In this case, nothing technically “broke.” A valid API key was used exactly as designed. The gap is that security validated access, but never validated intent or scale. That’s where denial-of-wallet becomes real, where legitimate access drives uncontrolled consumption at machine speed.
The response of blocking traffic at the IP level reflects how most defenses are still operating at the wrong layer. IP-based controls are easy to bypass in modern environments where requests can be distributed or proxied at scale.
What’s needed now is session-level understanding. Not just who has access, but how that access is being used in real time. Without that, organizations will continue to detect abuse only after the damage is already done.”
A Shift in API Security Strategy
This development highlights a broader transformation in cloud and AI security. API keys are no longer just identifiers. They are increasingly tied to powerful backend systems that process sensitive data and incur real costs.
The problem is compounded by developer guidance that historically encouraged embedding these keys directly into applications. Once published, those keys persist across app versions and can be harvested indefinitely.
Security teams now face a new reality where legacy design decisions collide with modern AI capabilities. Controls that once focused on authentication must evolve toward monitoring behavior, limiting scope, and enforcing least privilege across AI services.

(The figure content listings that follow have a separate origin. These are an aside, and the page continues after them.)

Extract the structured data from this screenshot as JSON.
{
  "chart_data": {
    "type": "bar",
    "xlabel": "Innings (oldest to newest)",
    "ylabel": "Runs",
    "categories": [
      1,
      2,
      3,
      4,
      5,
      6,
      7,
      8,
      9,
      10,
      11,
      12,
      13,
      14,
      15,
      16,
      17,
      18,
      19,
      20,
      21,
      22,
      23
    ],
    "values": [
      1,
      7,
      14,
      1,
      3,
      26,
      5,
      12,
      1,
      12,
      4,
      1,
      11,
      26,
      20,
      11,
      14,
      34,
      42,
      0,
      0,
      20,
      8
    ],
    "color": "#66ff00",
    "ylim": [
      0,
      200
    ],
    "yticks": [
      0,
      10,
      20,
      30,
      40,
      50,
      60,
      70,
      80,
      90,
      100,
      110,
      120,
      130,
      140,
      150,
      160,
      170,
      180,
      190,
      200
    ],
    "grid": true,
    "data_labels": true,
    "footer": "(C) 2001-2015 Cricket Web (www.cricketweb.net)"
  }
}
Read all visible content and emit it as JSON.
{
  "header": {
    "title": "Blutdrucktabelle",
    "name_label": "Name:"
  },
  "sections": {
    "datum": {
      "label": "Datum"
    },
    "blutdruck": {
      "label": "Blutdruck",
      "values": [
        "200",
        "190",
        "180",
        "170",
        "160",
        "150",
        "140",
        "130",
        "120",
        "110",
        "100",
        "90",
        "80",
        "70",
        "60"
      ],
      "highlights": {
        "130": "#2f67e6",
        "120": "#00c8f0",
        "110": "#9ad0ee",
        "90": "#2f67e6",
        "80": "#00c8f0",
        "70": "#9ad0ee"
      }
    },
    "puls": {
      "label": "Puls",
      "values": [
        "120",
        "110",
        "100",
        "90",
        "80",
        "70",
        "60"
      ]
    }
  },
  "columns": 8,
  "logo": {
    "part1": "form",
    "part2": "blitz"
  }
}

What Enterprises Should Do Next
The findings point to several immediate actions for organizations building or deploying AI-enabled applications:
Audit all existing API keys and identify unintended access to AI services
Restrict keys by service, environment, and usage limits wherever possible
Move sensitive credentials out of client-side code and into secure backends
Implement real-time monitoring to detect abnormal API usage patterns
Rotate exposed keys and enforce tighter access controls across projects
As AI platforms continue to integrate deeper into developer ecosystems, the boundary between public and sensitive credentials is rapidly disappearing. What was once considered safe to expose is now a direct line into compute, data, and cost.
For security leaders, the takeaway is clear. In the era of AI-driven infrastructure, every key is a potential entry point, and every request carries both data and financial risk.